The immediate goal is to refine the dashboard prototype based on clinician feedback. But the team is already thinking bigger. If the tool works for veterans, it could eventually be adapted for the broader population of people living with traumatic brain injury—car accident survivors, athletes, construction workers, anyone whose brain has been damaged by impact or blast. For veterans who have struggled with memory loss, chronic pain, or the fear of neurological decline, this represents something more than a technical advance. It's a recognition that their injuries are real, measurable, and treatable—not something to simply endure. The dashboard won't cure brain injury, but it could mean the difference between a treatment plan tailored to what's actually wrong and one that misses the mark entirely.
Notable Quotes
We want to create that immediate feedback loop to translate these findings to something that can be used by the actual clinicians who are treating these patients.— Jeffrey Howard, associate professor of public health at UTSA
There's so much variability in terms of how patients recover, what their symptoms are and how that translates into subsequent health risks later on.— Jeffrey Howard
The Hearth Conversation Another angle on the story
Why is the current way of classifying brain injuries in veterans falling short?
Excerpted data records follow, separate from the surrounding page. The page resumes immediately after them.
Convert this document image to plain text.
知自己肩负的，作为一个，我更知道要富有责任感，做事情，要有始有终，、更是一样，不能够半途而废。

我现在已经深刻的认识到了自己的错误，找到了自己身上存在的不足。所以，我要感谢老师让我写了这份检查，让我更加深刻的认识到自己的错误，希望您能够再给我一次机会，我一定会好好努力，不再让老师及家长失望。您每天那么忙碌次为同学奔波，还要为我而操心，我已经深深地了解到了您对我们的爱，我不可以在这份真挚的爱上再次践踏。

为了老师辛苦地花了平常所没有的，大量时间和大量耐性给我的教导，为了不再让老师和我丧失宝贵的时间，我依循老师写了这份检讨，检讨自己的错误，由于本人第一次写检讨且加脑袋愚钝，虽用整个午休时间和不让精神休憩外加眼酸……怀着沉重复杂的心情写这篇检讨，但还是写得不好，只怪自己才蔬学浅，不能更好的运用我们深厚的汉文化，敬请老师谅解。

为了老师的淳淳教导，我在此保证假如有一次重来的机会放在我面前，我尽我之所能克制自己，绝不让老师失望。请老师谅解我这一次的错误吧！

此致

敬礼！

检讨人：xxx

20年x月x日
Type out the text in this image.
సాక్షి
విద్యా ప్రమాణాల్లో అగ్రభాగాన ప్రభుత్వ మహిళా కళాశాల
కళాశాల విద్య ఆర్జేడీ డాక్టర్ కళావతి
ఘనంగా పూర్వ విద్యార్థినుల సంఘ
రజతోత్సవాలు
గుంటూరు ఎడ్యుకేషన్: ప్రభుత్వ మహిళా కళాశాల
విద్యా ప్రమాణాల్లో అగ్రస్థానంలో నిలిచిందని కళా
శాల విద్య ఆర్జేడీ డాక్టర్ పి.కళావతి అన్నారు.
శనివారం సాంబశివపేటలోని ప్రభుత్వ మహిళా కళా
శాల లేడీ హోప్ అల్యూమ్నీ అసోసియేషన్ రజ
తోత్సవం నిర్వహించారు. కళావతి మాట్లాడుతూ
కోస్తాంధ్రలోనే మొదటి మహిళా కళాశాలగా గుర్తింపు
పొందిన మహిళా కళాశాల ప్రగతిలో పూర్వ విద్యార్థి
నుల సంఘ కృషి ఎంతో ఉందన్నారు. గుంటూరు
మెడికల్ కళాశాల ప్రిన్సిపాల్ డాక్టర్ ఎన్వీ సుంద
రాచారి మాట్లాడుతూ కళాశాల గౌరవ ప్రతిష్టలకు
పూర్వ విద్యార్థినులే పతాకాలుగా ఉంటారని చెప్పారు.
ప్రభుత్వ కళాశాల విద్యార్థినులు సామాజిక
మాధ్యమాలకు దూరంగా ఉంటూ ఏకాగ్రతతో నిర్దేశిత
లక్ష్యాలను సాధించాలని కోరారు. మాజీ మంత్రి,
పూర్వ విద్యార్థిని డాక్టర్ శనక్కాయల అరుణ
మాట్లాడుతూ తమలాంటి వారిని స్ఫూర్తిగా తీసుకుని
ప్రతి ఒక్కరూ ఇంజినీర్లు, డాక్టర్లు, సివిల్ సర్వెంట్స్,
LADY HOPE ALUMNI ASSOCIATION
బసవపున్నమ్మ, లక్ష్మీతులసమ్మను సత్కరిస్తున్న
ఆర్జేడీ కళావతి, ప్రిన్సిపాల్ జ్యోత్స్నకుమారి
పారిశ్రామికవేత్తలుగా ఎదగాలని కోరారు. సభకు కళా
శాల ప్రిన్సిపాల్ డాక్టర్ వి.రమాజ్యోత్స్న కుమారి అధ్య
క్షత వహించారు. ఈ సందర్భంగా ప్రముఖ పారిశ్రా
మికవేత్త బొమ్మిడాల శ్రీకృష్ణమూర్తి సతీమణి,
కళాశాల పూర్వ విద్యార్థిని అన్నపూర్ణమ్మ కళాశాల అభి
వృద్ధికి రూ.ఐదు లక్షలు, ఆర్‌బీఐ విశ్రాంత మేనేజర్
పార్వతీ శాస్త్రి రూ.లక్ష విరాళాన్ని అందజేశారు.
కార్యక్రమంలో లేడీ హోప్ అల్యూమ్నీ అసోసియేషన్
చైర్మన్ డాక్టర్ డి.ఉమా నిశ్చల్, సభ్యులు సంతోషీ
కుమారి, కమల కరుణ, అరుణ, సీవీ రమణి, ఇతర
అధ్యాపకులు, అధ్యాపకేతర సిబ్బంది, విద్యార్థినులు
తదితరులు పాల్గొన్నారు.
The system we have now is based on just a few obvious symptoms—memory problems, headaches, that kind of thing. But it doesn't account for the fact that many veterans have been hit multiple times, or that the same injury can affect different people in completely different ways. Two soldiers can have the same blast exposure and end up with totally different long-term problems. The classification system doesn't capture that complexity.
So the dashboard is meant to see the actual biology underneath the symptoms?
Exactly. Instead of just asking a patient what they're experiencing, we're looking at biomarkers—measurable things in the blood or brain—and detailed neurological assessments. That gives us a physiological basis for understanding what's actually happened to someone's brain, not just what they're reporting.
Why does that matter for treatment?
Because if you know what's actually wrong at the biological level, you can match the right treatment to the right patient. Right now, doctors are sometimes prescribing treatments that don't address the real problem. With better classification, you can be much more precise.
The team is working with 3,000 veterans' records. Is that enough to make a real difference?
It's a solid foundation for identifying patterns. But the real test is whether clinicians actually use it and whether it improves outcomes. That's why the VA is recruiting a panel of doctors to test the dashboard and give feedback. You need buy-in from the people who'll actually be using it.
What happens after this grant ends?
The hope is that after refinement, the dashboard could expand beyond veterans to anyone with traumatic brain injury. But first, it has to prove itself in the VA system. That's where the evidence will come from.